La production d'œufs alternatifs enregistre chaque année une progression. En France, elle représente 30 % des œufs vendus en GMS en volume et 42 % du chiffre d'affaires. La progression des volumes se situe entre 10 et 15 %, selon les segments : plein air, Label Rouge ou bio. Quelle est la rentabilité de ces productions ? Les Chambres d'Agriculture du Grand Ouest ont collecté des résultats technico-économiques auprès de 45 producteurs d'œufs.


Plus de 17 kg d'oeufs


Le nombre de poules par élevage varie de 4 650 à 8 400. Le parc de bâtiments a une moyenne d'âge de 16 ans. Un tiers des poulaillers ont moins de 10 ans. Les bâtiments récents sont surtout situés en Pays de la Loire. Dans cette région, 80 % des poulaillers ont moins de 10 ans, contre 19 % seulement en Bretagne. Les conditions de travail se sont améliorées, notamment pour la collecte des oeufs. Le ramassage automatique concerne 100 % des poulaillers plein air et 80 % en production bio. Les pondoirs automatiques sont moins présents en Label Rouge (58 %).
Globalement les performances techniques sont assez proches dans les différents segments, bien qu'elles soient un peu plus faibles en production label.

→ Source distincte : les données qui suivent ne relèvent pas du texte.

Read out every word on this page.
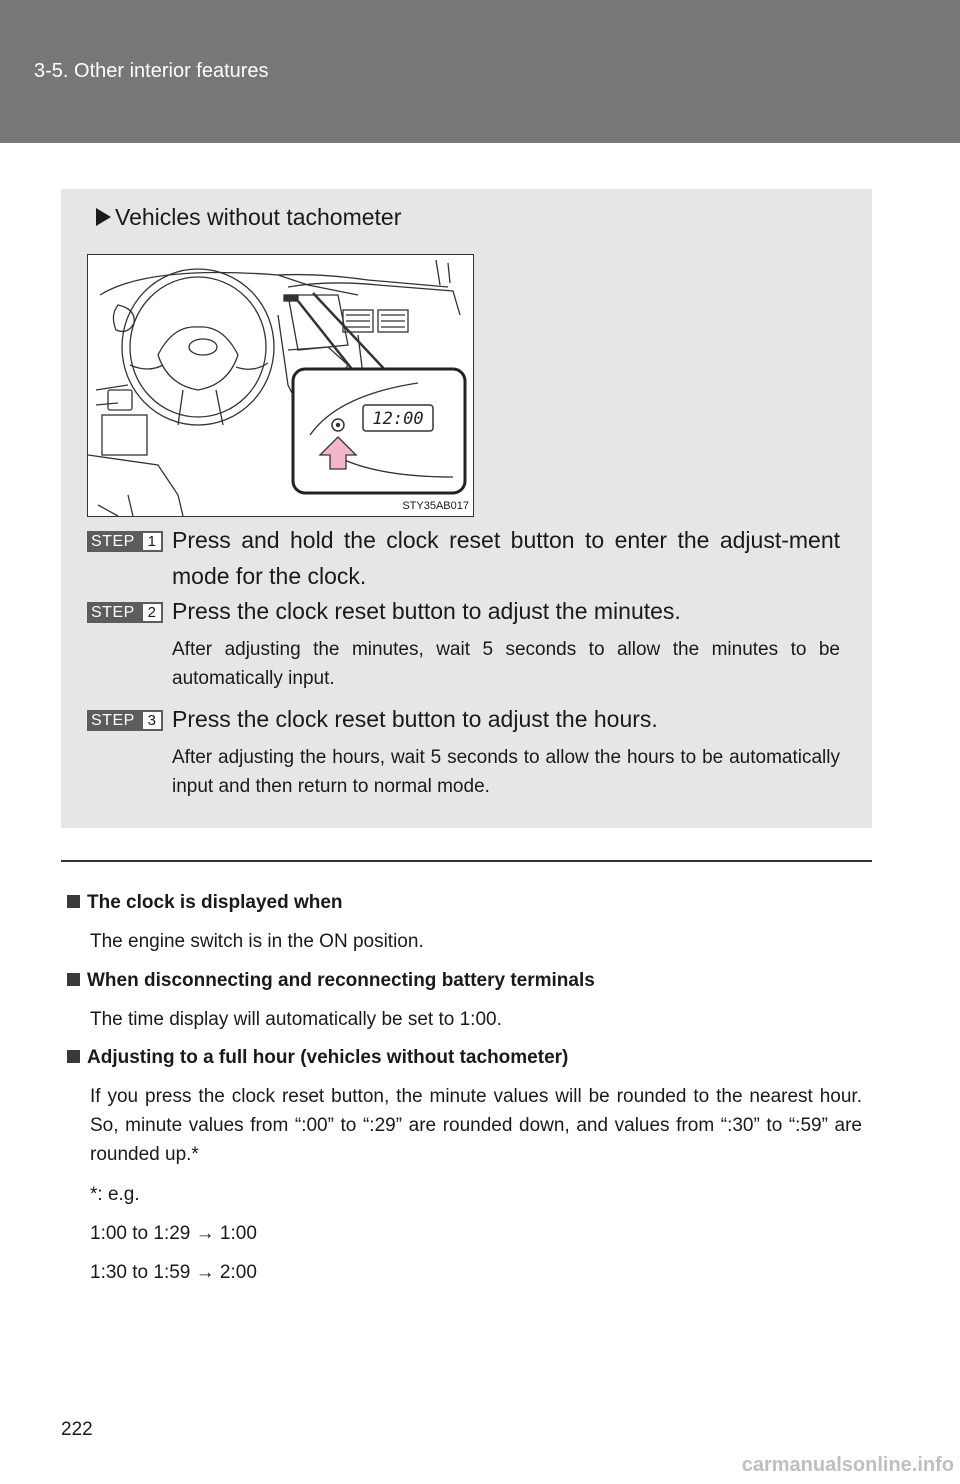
3-5. Other interior features
Vehicles without tachometer
12:00
STY35AB017
STEP 1 Press and hold the clock reset button to enter the adjust-ment mode for the clock.
STEP 2 Press the clock reset button to adjust the minutes.
After adjusting the minutes, wait 5 seconds to allow the minutes to be automatically input.
STEP 3 Press the clock reset button to adjust the hours.
After adjusting the hours, wait 5 seconds to allow the hours to be automatically input and then return to normal mode.
The clock is displayed when
The engine switch is in the ON position.
When disconnecting and reconnecting battery terminals
The time display will automatically be set to 1:00.
Adjusting to a full hour (vehicles without tachometer)
If you press the clock reset button, the minute values will be rounded to the nearest hour. So, minute values from “:00” to “:29” are rounded down, and values from “:30” to “:59” are rounded up.*
*: e.g.
1:00 to 1:29 → 1:00
1:30 to 1:59 → 2:00
222
carmanualsonline.info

On note particulièrement :
• un pourcentage de pertes plus élevé en label (9,06 %) contre 7,93 % en bio.
• une durée de présence des poules plus faible en label (336 jours contre 350 pour les autres productions).
• un poids d'œufs plus faible 16,5 kg/poule/lot en label contre 17,9 kg en bio et 17,6 kg en plein air nombre œufs. Ce critère est, en partie, lié à la durée de présence plus faible des poules label.


De 2 à 4 euros par poule 


Comme les années précédentes, les résultats économiques montrent un avantage pour les éleveurs ayant un contrat de reprise. En effet, les élevages en contrat d'intégration obtiennent une marge brute de comprise entre
5,11 euros/poule/an (plein air) et 6,83 euros (bio). Les contrats de reprise donnent des marges supérieures de 1 à 3 euros/poule.
Les charges opérationnelles ont été globalisées pour les trois productions (eau, électricité, dépenses de santé, désinfection, main d'œuvre temporaire). Elles se situent autour de 0,62 euro/poule, avec de gros écarts entre élevages, notamment pour les frais de santé et de main d'œuvre temporaire.
Les charges fixes affectables concernent les annuités, assurances, entretien, MSA. Ce sont des données indicatives qui peuvent varier d'un élevage à l'autre. Elles s'élèvent à 3,30 euros/poule/lot. Le solde disponible a été calculé pour quelques élevages après déduction des charges opérationnelles et des charges fixes. Ces élevages dégagent un solde disponible de 2 à 2,34 euros/poule en Label Rouge et plein air et de 4 euros/poule/an en production bio. Si l'écart va de 1 à 2 entre les soldes disponibles, il faut aussi tenir compte de la taille d'élevage, deux fois plus faible en bio que dans les deux autres productions.

Patrick Bégos




Réglementation biologique

La nouvelle réglementation en vigueur depuis janvier 2009 ne remet pas en cause l'alimentation bio à 100 % mais il est possible d'incorporer des aliments non-issus de l'agriculture bio à hauteur de 5 %, jusqu'en 2011. Le principe du lien au sol est conservé. Il n'est plus systématique. Les aliments bio peuvent provenir principalement de l'exploitation ou d'autres exploitations bio de la même région. La définition de la région est laissée à l'appréciation des Etats membres. En France, elle se limite à la région et aux régions avoisinantes, alors qu'elle se définit par le pays, en Autriche ou en Allemagne.
Les traitements allopathiques sont limités à 3, au maximum par an, en poulettes et en pondeuses. La densité est de 6 poules/m2 de surface accessible, à l'intérieur des bâtiments et les étages sont autorisés. La dérogation actuelle pour les élevages existants ayant une densité de 9 poules/m2 est maintenue jusqu'au 31 décembre 2013, avec des plans de contrôle renforcés. La volonté d'harmonisation européenne devrait entraîner moins de distorsions de concurrence dans l'application des normes, entre Etats membres.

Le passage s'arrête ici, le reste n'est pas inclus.